Re: What was the answer?
The point in the article posted is that Chris Wallace started his question to Clinton by saying that viewers emailed him and demanded that he ask Clinton that question. The web site in my post turned the tables and had over 20,000 people email Wallace with a question that they wanted him to ask Rice. He didn't ask it.
So the question now is: what is the minimum number of emails required to get Wallace to ask a specific question of an upcoming guest? Second question: how many emails did he receive to get him to ask Clinton about not getting bin-Laden?

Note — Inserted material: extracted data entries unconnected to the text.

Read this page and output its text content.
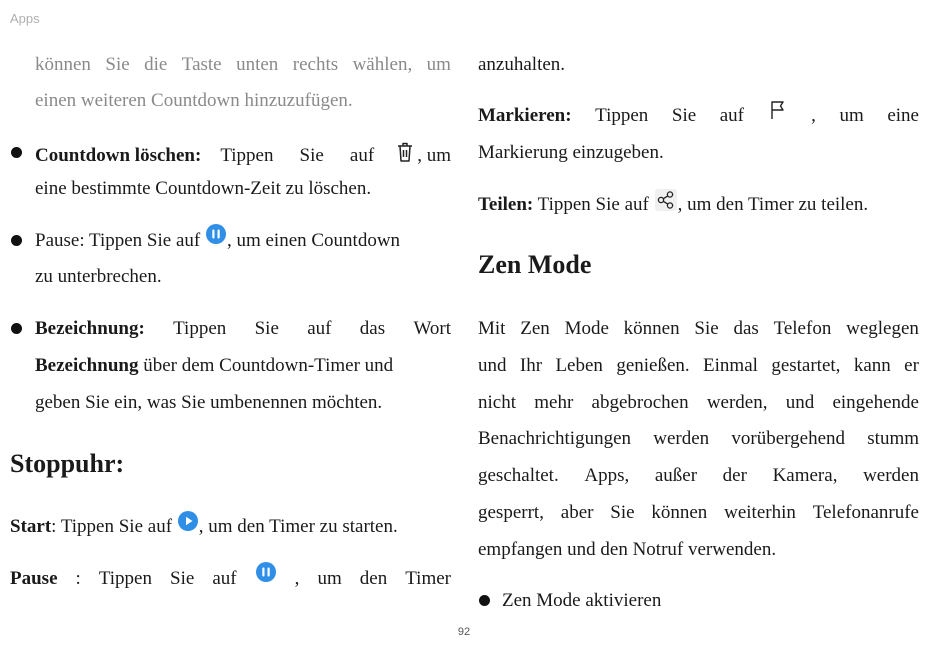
Apps
können Sie die Taste unten rechts wählen, um
einen weiteren Countdown hinzuzufügen.
Countdown löschen: Tippen Sie auf , um
eine bestimmte Countdown-Zeit zu löschen.
Pause: Tippen Sie auf , um einen Countdown
zu unterbrechen.
Bezeichnung: Tippen Sie auf das Wort
Bezeichnung über dem Countdown-Timer und
geben Sie ein, was Sie umbenennen möchten.
Stoppuhr:
Start: Tippen Sie auf , um den Timer zu starten.
Pause : Tippen Sie auf	, um den Timer
anzuhalten.
Markieren: Tippen Sie auf	, um eine
Markierung einzugeben.
Teilen: Tippen Sie auf , um den Timer zu teilen.
Zen Mode
Mit Zen Mode können Sie das Telefon weglegen
und Ihr Leben genießen. Einmal gestartet, kann er
nicht mehr abgebrochen werden, und eingehende
Benachrichtigungen werden vorübergehend stumm
geschaltet. Apps, außer der Kamera, werden
gesperrt, aber Sie können weiterhin Telefonanrufe
empfangen und den Notruf verwenden.
Zen Mode aktivieren
92
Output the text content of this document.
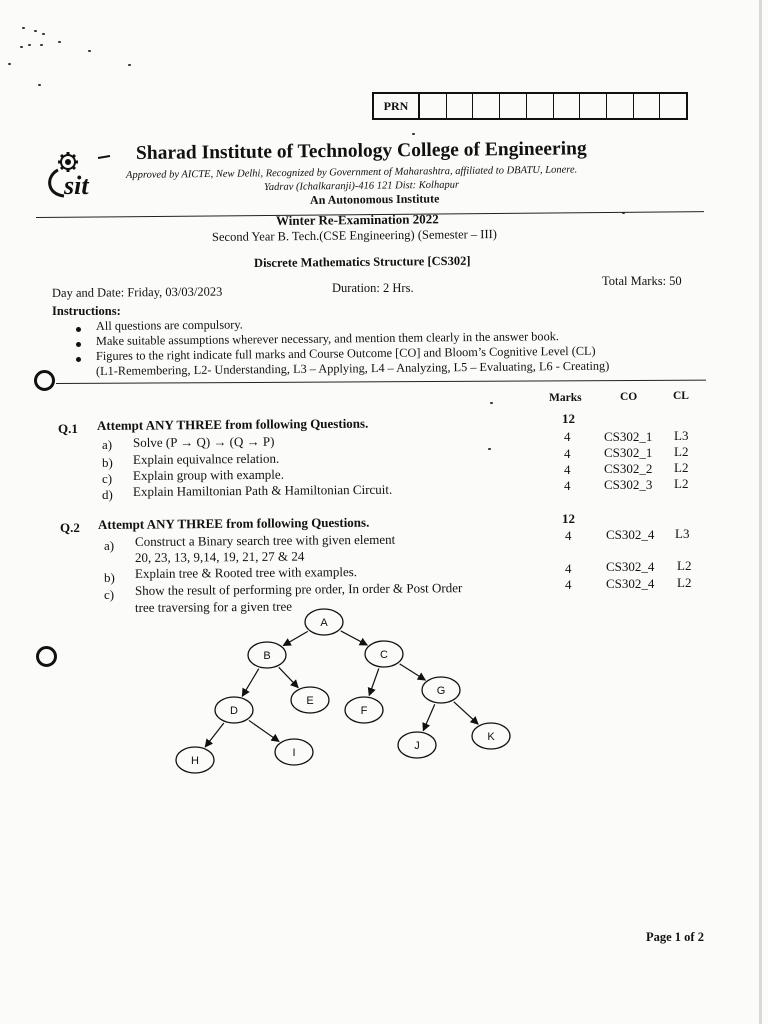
PRN
sit
Sharad Institute of Technology College of Engineering
Approved by AICTE, New Delhi, Recognized by Government of Maharashtra, affiliated to DBATU, Lonere.
Yadrav (Ichalkaranji)-416 121 Dist: Kolhapur
An Autonomous Institute
Winter Re-Examination 2022
Second Year B. Tech.(CSE Engineering) (Semester – III)
Discrete Mathematics Structure [CS302]
Day and Date: Friday, 03/03/2023	Duration: 2 Hrs.	Total Marks: 50
Instructions:
All questions are compulsory.
Make suitable assumptions wherever necessary, and mention them clearly in the answer book.
Figures to the right indicate full marks and Course Outcome [CO] and Bloom’s Cognitive Level (CL)
(L1-Remembering, L2- Understanding, L3 – Applying, L4 – Analyzing, L5 – Evaluating, L6 - Creating)
Marks	CO	CL
Q.1 Attempt ANY THREE from following Questions.	12
a) Solve (P → Q) → (Q → P)	4	CS302_1 L3
b) Explain equivalnce relation.	4	CS302_1 L2
c) Explain group with example.	4	CS302_2 L2
d) Explain Hamiltonian Path & Hamiltonian Circuit.	4	CS302_3 L2
Q.2 Attempt ANY THREE from following Questions.	12
a) Construct a Binary search tree with given element
20, 23, 13, 9,14, 19, 21, 27 & 24
4	CS302_4 L3
b) Explain tree & Rooted tree with examples.	4	CS302_4 L2
c) Show the result of performing pre order, In order & Post Order
tree traversing for a given tree
4	CS302_4 L2
A
B	C
D
E
F
G
H
I
J
K
Page 1 of 2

IMO, both are very fair questions.
lincoln
"Chicago to my mind was the only place to be. ... I above all liked the city because it was filled with people all a-bustle, and the clatter of hooves and carriages, and with delivery wagons and drays and peddlers and the boom and clank of freight trains. And when those black clouds came sailing in from the west, pouring thunderstorms upon us so that you couldn't hear the cries or curses of humankind, I liked that best of all. Chicago could stand up to the worst God had to offer. I understood why it was built--a place for trade, of course, with railroads and ships and so on, but mostly to give all of us a magnitude of defiance that is not provided by one house on the plains. And the plains is where those storms come from." -- E.L. Doctorow
Never apply a Star Trek solution to a Babylon 5 problem.